Laporan Wartawan Tribunnews.com, Wahyu Aji
TRIBUNNEWS.COM, JAKARTA – Wakil Ketua Pansus Angket KPK Taufiqulhadi, mengaku sedih dan khawatir, lantaran KPK dan para pendukungnya mulai 'main kayu' dengan mengirim sinyal yang bersifat ancaman kepada hakim Mahkamah Konstitusi.
"Dari Kuningan tercium bau tak sedap. Untuk mendapatkan hasil maksimal dari keputusan MK tentang uji materi UU MD3, berbagai upaya dilakukan," kata Taufiqulhadi kepada Tribunnews.com, Jumat (6/10/2017).
Politikus Partai NasDem ini mengatakan, mulai dari mempersoalkan kemungkinan komposisi hakim MK pemutus uji materi itu hingga meminta hakim untuk melihat opini publik.
"Semua itu hal dimaksudkan agar hakim MK berada dalam tekanan.

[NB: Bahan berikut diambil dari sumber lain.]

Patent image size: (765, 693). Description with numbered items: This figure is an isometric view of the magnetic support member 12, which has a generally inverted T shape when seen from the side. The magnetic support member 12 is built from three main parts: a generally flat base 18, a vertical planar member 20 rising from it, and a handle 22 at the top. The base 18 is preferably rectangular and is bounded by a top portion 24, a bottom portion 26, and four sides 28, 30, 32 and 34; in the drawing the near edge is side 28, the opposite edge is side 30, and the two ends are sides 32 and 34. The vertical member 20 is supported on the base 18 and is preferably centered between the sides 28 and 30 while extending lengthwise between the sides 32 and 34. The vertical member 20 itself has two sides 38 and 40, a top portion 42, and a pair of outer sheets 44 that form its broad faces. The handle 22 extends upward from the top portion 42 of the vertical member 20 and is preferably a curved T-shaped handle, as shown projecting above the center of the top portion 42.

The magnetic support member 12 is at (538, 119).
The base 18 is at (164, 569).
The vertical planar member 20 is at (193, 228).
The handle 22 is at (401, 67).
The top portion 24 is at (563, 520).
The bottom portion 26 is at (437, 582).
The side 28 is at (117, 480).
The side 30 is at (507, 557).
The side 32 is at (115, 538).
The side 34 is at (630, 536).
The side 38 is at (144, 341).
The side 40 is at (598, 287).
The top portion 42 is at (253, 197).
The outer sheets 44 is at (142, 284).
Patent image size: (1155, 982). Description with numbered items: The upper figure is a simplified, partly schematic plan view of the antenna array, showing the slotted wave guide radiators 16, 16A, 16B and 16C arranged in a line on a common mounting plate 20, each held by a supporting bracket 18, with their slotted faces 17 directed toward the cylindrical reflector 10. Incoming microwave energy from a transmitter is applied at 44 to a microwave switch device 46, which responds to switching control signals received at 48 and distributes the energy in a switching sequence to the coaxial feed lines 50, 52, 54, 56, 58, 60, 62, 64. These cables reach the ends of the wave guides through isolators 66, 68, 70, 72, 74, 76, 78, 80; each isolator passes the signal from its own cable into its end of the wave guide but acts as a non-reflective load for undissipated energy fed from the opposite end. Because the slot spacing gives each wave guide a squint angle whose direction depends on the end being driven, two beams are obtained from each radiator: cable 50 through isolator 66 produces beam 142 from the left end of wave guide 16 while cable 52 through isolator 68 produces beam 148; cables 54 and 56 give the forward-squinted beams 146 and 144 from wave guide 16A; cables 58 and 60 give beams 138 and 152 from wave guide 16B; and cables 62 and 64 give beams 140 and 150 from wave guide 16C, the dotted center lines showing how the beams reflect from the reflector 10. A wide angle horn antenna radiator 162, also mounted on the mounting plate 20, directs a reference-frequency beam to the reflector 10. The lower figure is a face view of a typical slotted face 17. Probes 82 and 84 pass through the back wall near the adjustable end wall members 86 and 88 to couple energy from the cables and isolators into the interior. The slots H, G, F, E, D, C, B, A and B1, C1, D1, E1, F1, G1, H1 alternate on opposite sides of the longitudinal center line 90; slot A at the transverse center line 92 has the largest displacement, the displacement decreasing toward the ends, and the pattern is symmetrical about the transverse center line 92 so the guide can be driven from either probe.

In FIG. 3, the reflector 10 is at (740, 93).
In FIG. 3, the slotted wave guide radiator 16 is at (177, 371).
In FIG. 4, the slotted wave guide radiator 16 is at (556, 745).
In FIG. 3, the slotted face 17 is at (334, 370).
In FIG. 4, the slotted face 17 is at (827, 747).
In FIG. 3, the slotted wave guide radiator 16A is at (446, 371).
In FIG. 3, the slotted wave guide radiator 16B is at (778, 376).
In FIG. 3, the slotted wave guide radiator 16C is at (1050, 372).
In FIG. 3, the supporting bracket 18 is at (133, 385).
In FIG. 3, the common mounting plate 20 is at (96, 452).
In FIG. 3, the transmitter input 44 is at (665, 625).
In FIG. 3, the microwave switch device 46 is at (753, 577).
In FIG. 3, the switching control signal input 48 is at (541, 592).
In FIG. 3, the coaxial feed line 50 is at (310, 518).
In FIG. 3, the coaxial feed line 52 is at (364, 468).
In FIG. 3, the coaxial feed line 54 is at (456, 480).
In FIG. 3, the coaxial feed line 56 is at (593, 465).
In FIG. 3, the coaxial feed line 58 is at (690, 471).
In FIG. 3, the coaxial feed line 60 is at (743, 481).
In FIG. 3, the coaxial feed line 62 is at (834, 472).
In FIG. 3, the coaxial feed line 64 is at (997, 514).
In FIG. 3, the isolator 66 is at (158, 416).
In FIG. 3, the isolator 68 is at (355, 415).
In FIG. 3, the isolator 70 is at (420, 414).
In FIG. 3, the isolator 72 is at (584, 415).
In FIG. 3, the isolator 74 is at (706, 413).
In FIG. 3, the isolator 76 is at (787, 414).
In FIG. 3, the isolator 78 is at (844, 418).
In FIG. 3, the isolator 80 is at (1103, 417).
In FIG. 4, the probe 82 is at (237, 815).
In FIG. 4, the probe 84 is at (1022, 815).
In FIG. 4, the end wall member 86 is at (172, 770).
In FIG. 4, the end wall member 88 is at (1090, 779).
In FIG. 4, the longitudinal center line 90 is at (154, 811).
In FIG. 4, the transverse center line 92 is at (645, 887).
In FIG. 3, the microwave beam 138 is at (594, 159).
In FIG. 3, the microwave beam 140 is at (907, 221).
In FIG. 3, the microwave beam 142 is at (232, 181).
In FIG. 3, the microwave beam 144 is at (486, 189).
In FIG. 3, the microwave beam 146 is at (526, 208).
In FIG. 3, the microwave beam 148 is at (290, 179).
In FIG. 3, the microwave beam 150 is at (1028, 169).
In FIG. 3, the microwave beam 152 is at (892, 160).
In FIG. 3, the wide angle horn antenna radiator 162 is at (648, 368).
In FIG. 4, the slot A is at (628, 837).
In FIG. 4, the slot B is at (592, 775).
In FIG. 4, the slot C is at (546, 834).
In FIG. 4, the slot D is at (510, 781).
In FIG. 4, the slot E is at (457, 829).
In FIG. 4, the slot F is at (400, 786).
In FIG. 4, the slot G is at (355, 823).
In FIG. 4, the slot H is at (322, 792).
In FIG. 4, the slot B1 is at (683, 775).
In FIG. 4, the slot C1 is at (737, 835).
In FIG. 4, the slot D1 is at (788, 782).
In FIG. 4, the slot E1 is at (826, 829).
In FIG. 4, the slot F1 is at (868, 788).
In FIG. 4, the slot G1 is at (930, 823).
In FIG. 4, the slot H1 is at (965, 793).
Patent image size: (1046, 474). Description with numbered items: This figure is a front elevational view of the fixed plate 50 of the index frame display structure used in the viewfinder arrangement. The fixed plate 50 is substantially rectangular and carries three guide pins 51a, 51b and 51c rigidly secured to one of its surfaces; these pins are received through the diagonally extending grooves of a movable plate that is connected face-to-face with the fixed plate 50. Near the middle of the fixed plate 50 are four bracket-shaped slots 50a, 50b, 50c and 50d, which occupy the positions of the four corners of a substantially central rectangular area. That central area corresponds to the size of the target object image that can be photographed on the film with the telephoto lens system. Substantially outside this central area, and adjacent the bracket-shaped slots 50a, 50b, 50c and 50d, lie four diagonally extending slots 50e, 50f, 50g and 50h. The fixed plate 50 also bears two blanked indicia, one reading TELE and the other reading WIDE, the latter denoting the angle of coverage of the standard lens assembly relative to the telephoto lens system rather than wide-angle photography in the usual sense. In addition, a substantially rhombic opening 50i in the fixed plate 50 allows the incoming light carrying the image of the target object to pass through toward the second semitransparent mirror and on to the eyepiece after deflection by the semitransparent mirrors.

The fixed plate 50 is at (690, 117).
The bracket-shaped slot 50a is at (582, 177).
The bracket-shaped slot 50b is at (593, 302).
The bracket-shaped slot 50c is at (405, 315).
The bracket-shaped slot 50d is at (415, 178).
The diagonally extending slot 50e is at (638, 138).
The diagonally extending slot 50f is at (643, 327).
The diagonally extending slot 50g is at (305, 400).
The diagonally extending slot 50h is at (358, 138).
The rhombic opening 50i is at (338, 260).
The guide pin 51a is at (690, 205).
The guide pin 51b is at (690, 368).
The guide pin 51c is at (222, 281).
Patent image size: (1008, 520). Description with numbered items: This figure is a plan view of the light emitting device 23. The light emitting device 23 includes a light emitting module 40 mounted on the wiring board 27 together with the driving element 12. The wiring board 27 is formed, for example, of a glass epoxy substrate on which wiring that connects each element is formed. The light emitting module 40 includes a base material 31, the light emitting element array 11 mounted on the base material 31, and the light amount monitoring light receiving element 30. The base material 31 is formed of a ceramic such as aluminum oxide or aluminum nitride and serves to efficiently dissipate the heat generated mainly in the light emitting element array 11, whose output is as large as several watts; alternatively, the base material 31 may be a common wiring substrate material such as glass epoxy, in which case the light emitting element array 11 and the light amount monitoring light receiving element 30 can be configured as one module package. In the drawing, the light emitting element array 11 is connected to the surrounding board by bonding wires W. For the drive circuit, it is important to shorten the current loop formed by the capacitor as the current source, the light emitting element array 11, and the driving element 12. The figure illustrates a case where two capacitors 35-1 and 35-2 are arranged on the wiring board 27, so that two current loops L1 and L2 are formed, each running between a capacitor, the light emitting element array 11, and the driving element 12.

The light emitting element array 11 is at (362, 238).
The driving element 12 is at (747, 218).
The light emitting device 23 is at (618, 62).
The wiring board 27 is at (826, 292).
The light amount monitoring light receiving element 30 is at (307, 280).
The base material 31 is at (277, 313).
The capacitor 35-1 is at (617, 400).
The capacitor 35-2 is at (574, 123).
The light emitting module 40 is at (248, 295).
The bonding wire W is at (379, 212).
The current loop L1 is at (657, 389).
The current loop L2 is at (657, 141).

Strategi itu, menurut saya, adalah strategi busuk untuk mendapat hasil dengan segala cara. Maka saya menyerukan kepada KPK dan para pendukungnya, berhentikan membuat ancaman kepada pihak lain, seperti selama ini yang menjadi sifat KPK," katanya.
Dirinya menilai, hal ini adalah tindakan yang sangat tidak etis dalam kerangka negara berdemokrasi.
Sebab dalam bingkai negara demokrasi yang menjunjung tinggi prinsip negara hukum (rule of law). Untuk itu, sebagai warga negara semua pihak harus percaya terhadap jalannya due process of law yang sedang berjalan dalam proses peradilan terhadadap uji materi UU MD3 di MK.
Oleh karena itu, apabila ada pihak-pihak yang mendukung KPK yang melakukan ancaman kepada Hakim MK yang sedang memeriksa dan mengadili UU MD3, khususnya keabsahan Pansus Angket KPK.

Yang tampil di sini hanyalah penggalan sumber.